Date of Award

12-2012

Document Type

Thesis

Degree Name

Master of Arts (MA)

Legacy Department

History

Advisor

Andrew, Jr., Rod

Committee Member

Anderson , Paul C.

Committee Member

Grant , H. Roger

Abstract

In 1954, Coffee County, Georgia, commemorated its centennial with a massive celebration that essentially shut down the county seat of Douglas for a week. Parades, fireworks, speeches, and above all a large-scale historical pageant, the 'Centurama,' were components of the celebration. The history celebrated in 1954, however, did not necessarily match up with Coffee County's actual history.
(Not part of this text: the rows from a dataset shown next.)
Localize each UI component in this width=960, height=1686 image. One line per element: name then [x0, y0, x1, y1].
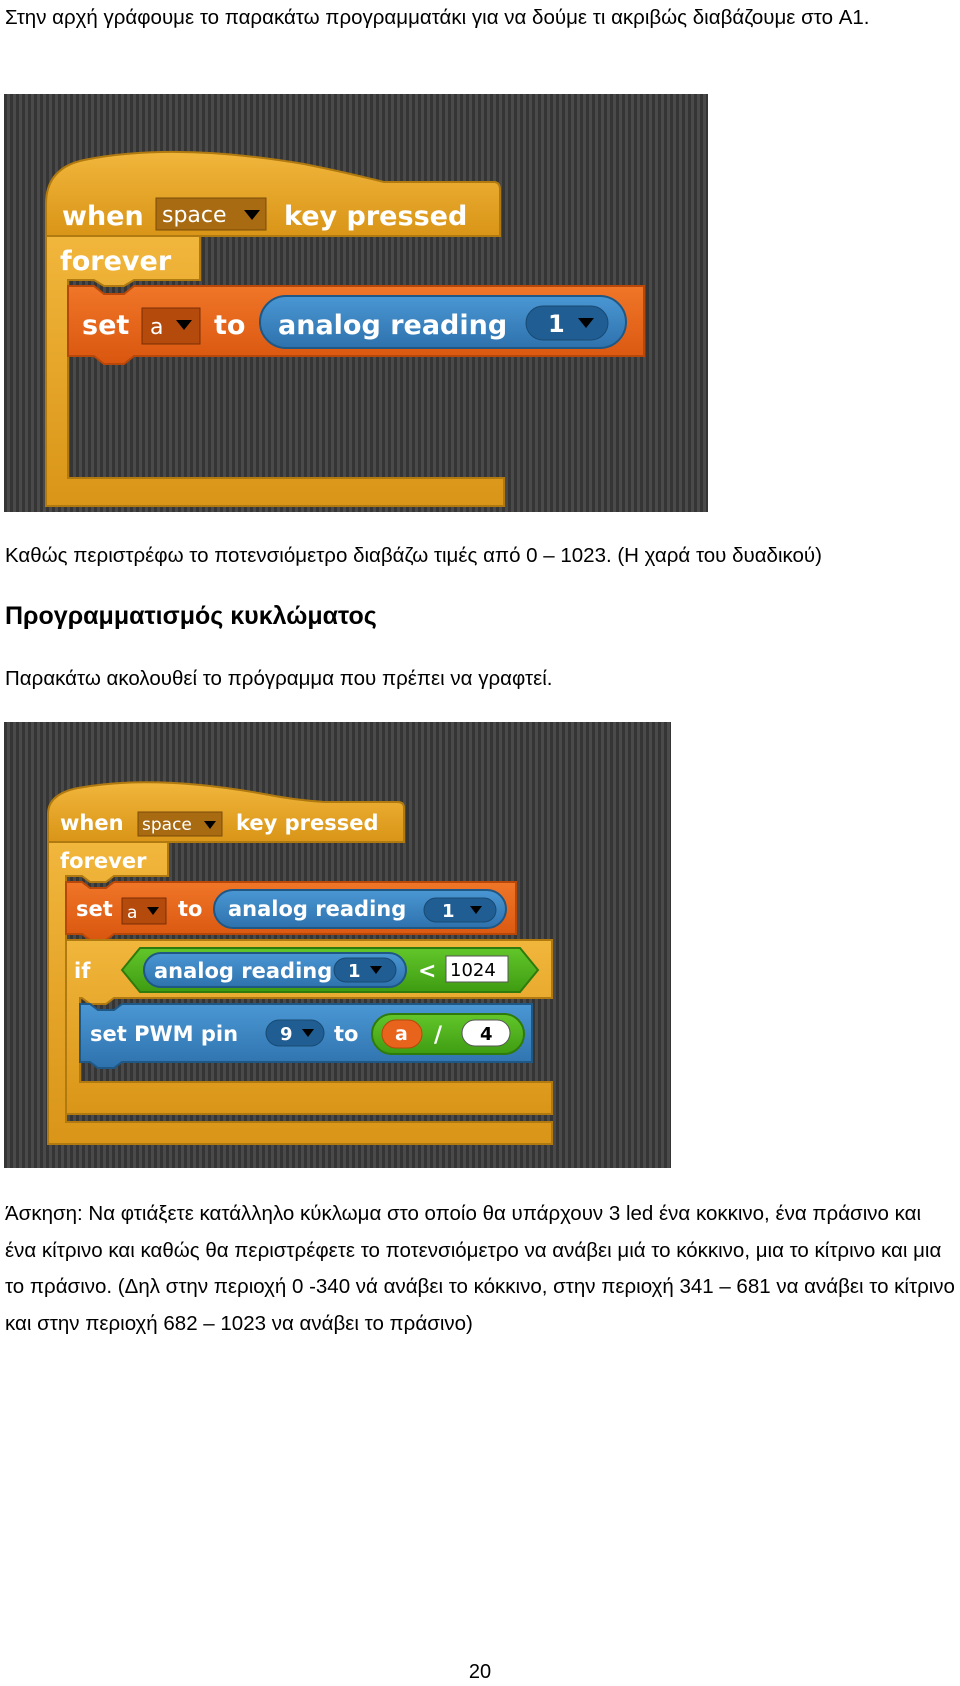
block-script-2: [4, 722, 671, 1168]
subtitle-paragraph: Παρακάτω ακολουθεί το πρόγραμμα που πρέπει να γραφτεί.: [5, 667, 553, 690]
hat-key-pressed: key pressed: [284, 201, 468, 232]
script-image-pwm-program: [4, 722, 671, 1168]
hat-key-pressed: key pressed: [236, 811, 379, 835]
key-dropdown-value: space: [142, 815, 192, 835]
set-label: set: [76, 897, 113, 921]
reporter-label: analog reading: [228, 897, 407, 921]
page-number: 20: [468, 1661, 492, 1683]
variable-reporter-value: a: [395, 1023, 408, 1045]
pwm-pin-dropdown-value: 9: [280, 1024, 293, 1045]
block-script-1: [4, 94, 708, 512]
variable-dropdown-value: a: [150, 315, 164, 340]
intro-paragraph: Στην αρχή γράφουμε το παρακάτω προγραμματάκι για να δούμε τι ακριβώς διαβάζουμε στο A1.: [5, 6, 870, 29]
to-label: to: [214, 310, 246, 341]
forever-label: forever: [60, 246, 172, 277]
to-label: to: [178, 897, 203, 921]
note-paragraph: Καθώς περιστρέφω το ποτενσιόμετρο διαβάζω τιμές από 0 – 1023. (Η χαρά του δυαδικού): [5, 544, 822, 567]
exercise-paragraph: Άσκηση: Να φτιάξετε κατάλληλο κύκλωμα στο οποίο θα υπάρχουν 3 led ένα κοκκινο, ένα πράσινο και ένα κίτρινο και καθώς θα περιστρέφετε το ποτενσιόμετρο να ανάβει μιά το κόκκινο, μια το κίτρινο και μια το πράσινο. (Δηλ στην περιοχή 0 -340 νά ανάβει το κόκκινο, στην περιοχή 341 – 681 να ανάβει το κίτρινο και στην περιοχή 682 – 1023 να ανάβει το πράσινο): [5, 1202, 955, 1335]
reporter-label: analog reading: [154, 959, 333, 983]
if-label: if: [74, 959, 91, 983]
pin-dropdown: [334, 958, 396, 982]
pin-dropdown-value: 1: [348, 961, 361, 982]
set-label: set: [82, 310, 130, 341]
script-image-read-analog: [4, 94, 708, 512]
number-input-value: 1024: [450, 960, 496, 981]
forever-label: forever: [60, 849, 147, 873]
set-pwm-label: set PWM pin: [90, 1022, 239, 1046]
number-input-value: 4: [480, 1024, 493, 1045]
variable-dropdown-value: a: [127, 903, 138, 923]
pwm-pin-dropdown: [266, 1020, 324, 1046]
pin-dropdown-value: 1: [548, 310, 565, 338]
pin-dropdown: [526, 306, 608, 340]
to-label: to: [334, 1022, 359, 1046]
operator-symbol: /: [434, 1023, 443, 1048]
pin-dropdown-value: 1: [442, 901, 455, 922]
hat-when: when: [62, 201, 144, 232]
section-heading: Προγραμματισμός κυκλώματος: [5, 602, 377, 630]
key-dropdown-value: space: [162, 203, 227, 228]
reporter-label: analog reading: [278, 310, 508, 341]
operator-symbol: <: [418, 959, 437, 984]
hat-when: when: [60, 811, 124, 835]
pin-dropdown: [424, 898, 496, 922]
This thesis examines the history of Coffee County and its changing nature, looking at politics, economics, and culture. It finds that historical 'memory' is not always planned out by society's elites, but can change as the result of politics, demographic shifts, and commercial gain. The 1954 celebration is placed in a larger context since the 1950s saw a historical pageant fad during the tense first years of the Cold War. Communities that hired Ohio-based John B. Rogers Producing Company to run their centennial celebrations received a pre-fabricated history to celebrate that did not always match their actual history. At the end, the thesis deals with the consequences of the white majority's ignorance of the history of their African-American neighbors and addresses the impact of desegregation on the white and black communities of Coffee County. Historical memory is therefore organic and drifts along the currents found in society.